Court Opinion

ID: 3020247
Source: CourtListenerOpinion
Date Created: 2015-10-13 22:22:29.525295+00
Date Added: 2024-06-11T15:03:40.239139
License: Public Domain

United States Court of Appeals
                                 FOR THE EIGHTH CIRCUIT
                                     ___________

                                    No. 97-3589
                                     ___________
United States of America,                 *
                                          *
              Appellee,                   *   Appeal from the United States
                                          *   District Court for the
     v.                                   *   Western District of Missouri.
                                          *
Wendell Jeter,                            *    [UNPUBLISHED]
                                          *
              Appellant.                  *
                                          *

                                     ___________

                            Submitted: February 3, 1998
                               Filed: March 23, 1998
                                    ___________

Before McMILLIAN, LOKEN, and MURPHY, Circuit Judges.
                               ___________

PER CURIAM.

      Wendell Jeter pleaded guilty to fraudulently concealing two promissory
notes in his Chapter 7 bankruptcy petition, in violation of 18 U.S.C. § 152.
The district court1 imposed a 12-month-and-1-day term of imprisonment and
a two-year supervised release term. Jeter challenges his sentence, arguing
that the district court erred in its

      1
        The Honorable Ortrie D. Smith, United States District Judge for the Western
District of Missouri.
determination of loss based on the value of the notes. Jeter contends that
the notes were valueless because the maker was insolvent.

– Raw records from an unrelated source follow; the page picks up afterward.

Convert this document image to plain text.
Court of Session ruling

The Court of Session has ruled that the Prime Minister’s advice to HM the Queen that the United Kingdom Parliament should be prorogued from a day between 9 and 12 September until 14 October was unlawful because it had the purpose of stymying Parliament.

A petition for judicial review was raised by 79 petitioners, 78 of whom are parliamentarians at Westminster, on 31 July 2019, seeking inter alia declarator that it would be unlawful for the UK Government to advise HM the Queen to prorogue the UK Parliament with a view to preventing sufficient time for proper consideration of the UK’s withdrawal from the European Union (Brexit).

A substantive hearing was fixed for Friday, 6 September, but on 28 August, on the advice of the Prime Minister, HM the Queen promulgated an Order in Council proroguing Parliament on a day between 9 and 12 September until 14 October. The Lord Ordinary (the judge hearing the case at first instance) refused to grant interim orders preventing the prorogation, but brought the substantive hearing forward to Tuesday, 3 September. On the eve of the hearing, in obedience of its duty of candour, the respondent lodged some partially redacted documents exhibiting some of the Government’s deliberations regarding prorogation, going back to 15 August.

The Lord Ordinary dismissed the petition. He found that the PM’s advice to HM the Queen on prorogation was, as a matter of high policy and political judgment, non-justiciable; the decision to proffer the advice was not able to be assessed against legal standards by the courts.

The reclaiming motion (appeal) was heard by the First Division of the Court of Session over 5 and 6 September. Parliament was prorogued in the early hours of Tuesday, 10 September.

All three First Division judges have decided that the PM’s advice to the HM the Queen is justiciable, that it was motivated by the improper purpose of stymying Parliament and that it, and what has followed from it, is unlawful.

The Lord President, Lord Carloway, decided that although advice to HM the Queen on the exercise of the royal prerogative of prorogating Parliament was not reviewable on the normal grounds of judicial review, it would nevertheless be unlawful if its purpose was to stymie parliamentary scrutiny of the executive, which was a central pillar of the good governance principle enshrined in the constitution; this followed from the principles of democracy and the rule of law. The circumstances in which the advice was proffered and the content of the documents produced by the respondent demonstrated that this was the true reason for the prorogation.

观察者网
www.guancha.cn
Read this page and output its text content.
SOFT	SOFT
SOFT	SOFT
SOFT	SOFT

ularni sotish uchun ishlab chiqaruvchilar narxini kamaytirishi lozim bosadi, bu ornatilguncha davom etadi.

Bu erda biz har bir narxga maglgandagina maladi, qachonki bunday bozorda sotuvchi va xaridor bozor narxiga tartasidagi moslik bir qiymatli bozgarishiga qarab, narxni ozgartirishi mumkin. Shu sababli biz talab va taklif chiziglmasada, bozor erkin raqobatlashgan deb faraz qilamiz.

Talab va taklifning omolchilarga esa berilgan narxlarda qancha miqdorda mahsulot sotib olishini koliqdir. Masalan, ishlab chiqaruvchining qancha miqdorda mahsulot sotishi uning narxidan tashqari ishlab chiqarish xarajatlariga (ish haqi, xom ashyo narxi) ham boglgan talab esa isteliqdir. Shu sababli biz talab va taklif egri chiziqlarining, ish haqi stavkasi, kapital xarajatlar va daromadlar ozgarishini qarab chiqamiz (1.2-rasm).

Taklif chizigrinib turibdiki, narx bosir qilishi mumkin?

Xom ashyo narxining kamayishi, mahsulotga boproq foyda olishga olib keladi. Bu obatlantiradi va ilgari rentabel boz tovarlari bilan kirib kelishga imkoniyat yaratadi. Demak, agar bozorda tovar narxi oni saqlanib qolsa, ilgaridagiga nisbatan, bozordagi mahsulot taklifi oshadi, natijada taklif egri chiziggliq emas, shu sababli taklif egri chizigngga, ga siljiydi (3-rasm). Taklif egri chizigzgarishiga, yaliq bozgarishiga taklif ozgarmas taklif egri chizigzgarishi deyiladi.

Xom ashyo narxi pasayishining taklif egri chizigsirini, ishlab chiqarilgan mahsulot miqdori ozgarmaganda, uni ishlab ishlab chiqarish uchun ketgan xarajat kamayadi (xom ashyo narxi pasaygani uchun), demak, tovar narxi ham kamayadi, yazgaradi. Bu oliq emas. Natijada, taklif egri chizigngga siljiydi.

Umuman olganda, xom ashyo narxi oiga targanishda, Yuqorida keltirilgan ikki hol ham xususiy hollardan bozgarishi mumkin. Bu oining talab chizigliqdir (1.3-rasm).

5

      Under the sentencing guidelines the amount of the loss should be
measured by fair market value. U.S.S.G. § 2B1.1. Although the district
court focused on the face value of the notes in determining loss, we
conclude after a review of the record as a whole that any error was harmless
because there was evidence to support the loss level used in sentencing and,
if the next lower loss level had been used, it would have resulted in the
same base offense level. See U.S.S.G. § 2F1.1.

     Accordingly, we affirm.

     A true copy.

           Attest:

                 CLERK, U.S. COURT OF APPEALS, EIGHTH CIRCUIT.